“And where was her lord and master?”
“In Germany; I have never seen him.”
“How did your aunt come across him?”
“In Hong Kong, of all places! She was married at eighteen to a young officer; they ran away, and I believe grandpa never forgave her. He was a General, a strict old martinet, and she was his favourite daughter. After they had been married a couple of years, Aunt Flora’s husband was killed in an accident and she was left rather badly off. People out there were very kind to her. She had been hurt in the accident and was laid up for months. Then this rich German asked her to marry him, and as she was reluctant to return home and face grandpa, she said ‘Yes.’ But perhaps it was love match number two.”
“Yes, perhaps it was.”
“That all happened twenty years ago, and since then Aunt Flora has made her home in the East—China, the Straits Settlements and Burma. You see, her friends and her interests are mostly out there. She and mother always write to one another; we do her commissions in London, and she sends us Burmese silks and umbrellas and curry stuff; but we were immensely surprised when, without any little hints or preparations, Uncle Karl wrote and invited me to pay them a long visit—and so here I am! I do hope I shan’t be a fish out of water. I’ve never been accustomed to living with wealthy people, and, I’m told that Uncle Karl is immensely rich.”

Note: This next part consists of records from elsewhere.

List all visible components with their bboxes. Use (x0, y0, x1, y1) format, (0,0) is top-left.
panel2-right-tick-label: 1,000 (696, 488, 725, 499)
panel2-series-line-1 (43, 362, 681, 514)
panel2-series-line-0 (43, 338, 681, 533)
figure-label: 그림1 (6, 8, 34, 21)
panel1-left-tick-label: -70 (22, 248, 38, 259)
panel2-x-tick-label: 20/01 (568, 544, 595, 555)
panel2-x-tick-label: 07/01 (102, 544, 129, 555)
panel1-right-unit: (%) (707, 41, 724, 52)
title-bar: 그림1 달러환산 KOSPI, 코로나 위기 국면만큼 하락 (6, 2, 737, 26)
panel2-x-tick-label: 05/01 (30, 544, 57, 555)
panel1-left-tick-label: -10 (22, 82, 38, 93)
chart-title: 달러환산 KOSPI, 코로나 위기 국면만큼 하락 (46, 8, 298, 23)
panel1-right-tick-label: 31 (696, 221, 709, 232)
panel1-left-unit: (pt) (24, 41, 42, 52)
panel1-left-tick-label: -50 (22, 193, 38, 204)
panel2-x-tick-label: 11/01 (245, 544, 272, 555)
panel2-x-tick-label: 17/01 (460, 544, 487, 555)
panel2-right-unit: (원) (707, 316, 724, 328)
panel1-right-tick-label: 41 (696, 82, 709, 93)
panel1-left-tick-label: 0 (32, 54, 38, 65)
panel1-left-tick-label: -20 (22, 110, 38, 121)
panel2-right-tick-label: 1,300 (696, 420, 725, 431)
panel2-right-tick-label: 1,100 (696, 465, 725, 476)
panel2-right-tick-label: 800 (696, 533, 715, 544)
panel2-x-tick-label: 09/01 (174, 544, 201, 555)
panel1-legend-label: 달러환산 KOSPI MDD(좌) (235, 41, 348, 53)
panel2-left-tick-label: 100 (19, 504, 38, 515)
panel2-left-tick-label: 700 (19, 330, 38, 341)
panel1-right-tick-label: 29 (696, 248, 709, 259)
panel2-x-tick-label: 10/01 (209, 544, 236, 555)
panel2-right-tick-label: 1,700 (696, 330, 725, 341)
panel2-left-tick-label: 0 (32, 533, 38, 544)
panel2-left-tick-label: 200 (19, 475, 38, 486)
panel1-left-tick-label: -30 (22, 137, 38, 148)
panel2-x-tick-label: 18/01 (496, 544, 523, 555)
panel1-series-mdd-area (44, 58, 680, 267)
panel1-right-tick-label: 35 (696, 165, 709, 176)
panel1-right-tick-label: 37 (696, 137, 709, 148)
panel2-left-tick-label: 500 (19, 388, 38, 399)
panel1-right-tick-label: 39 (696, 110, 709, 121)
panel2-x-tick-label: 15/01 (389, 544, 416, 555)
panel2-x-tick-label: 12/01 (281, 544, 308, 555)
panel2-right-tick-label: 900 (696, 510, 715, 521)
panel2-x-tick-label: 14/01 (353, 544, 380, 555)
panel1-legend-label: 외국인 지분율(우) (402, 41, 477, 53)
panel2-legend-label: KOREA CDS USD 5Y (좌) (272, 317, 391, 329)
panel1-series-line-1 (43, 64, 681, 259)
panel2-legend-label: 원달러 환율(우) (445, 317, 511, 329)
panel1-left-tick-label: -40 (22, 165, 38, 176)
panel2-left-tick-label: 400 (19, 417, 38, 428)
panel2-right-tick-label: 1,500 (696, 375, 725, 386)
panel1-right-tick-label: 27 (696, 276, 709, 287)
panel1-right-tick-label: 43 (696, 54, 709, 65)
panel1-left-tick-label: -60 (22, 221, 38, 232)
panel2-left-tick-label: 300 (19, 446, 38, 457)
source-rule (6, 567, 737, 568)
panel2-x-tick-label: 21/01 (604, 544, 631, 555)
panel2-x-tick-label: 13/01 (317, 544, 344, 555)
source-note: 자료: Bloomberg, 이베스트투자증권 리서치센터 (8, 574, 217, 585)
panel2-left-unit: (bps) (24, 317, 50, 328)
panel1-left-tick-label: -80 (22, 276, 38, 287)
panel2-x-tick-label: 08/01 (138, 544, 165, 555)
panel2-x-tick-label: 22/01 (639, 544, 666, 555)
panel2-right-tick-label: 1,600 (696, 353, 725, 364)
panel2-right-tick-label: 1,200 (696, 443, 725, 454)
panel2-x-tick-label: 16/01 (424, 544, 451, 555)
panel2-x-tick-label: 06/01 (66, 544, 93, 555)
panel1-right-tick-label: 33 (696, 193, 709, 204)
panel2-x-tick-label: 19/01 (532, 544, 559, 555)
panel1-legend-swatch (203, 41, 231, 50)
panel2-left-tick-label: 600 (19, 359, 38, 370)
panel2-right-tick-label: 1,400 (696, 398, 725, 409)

“You need not consider that a drawback. It is better than being immensely poor—for instance, like myself.”
“You don’t look poor.”
She smiled as she glanced at his well-cut suit and admirable brown shoes.
“I’m not exactly a whining beggar, selling boot laces and matches, but I am uncommonly glad to have got this job, which brings me in about four hundred a year. In London I was a clerk at less than half, and here is my chance to see the world—and I’m bound to make the most of it.”
“Mrs. Milward said you were to have gone into the Army.”
“Yes, but if you can’t get what you like, you must like what you can get,” was the philosophic rejoinder.
“I suppose your people were very sorry to part with you. My poor mother cried for nearly three days; my sister, I know, will miss me dreadfully. This is not sheer vanity, as you might suppose, but we have always done things together—and there is only a year between us.”
“Well, my mother did not cry much, and I have no sisters to mourn for me.”
“No sisters,” she echoed, as if the fact struck hot as unusual.
“No, nor brothers either—only cousins.”
“Sometimes they do just as well; are they pretty?”
“No,” he answered rather curtly, as Cossie’s round complacent face rose before his mental eye.
After a short pause he changed the topic and asked:
“Do you ride, Miss Leigh?”
“Yes, but not since we’ve come to London; I love riding. In the country, in father’s lifetime, I rode a cob—he went in the cart, too; he was such a dear, but very tricky; once or twice he ran away with me; I didn’t tell father, because I knew I’d never again be allowed to ride alone, and I do enjoy riding by myself.”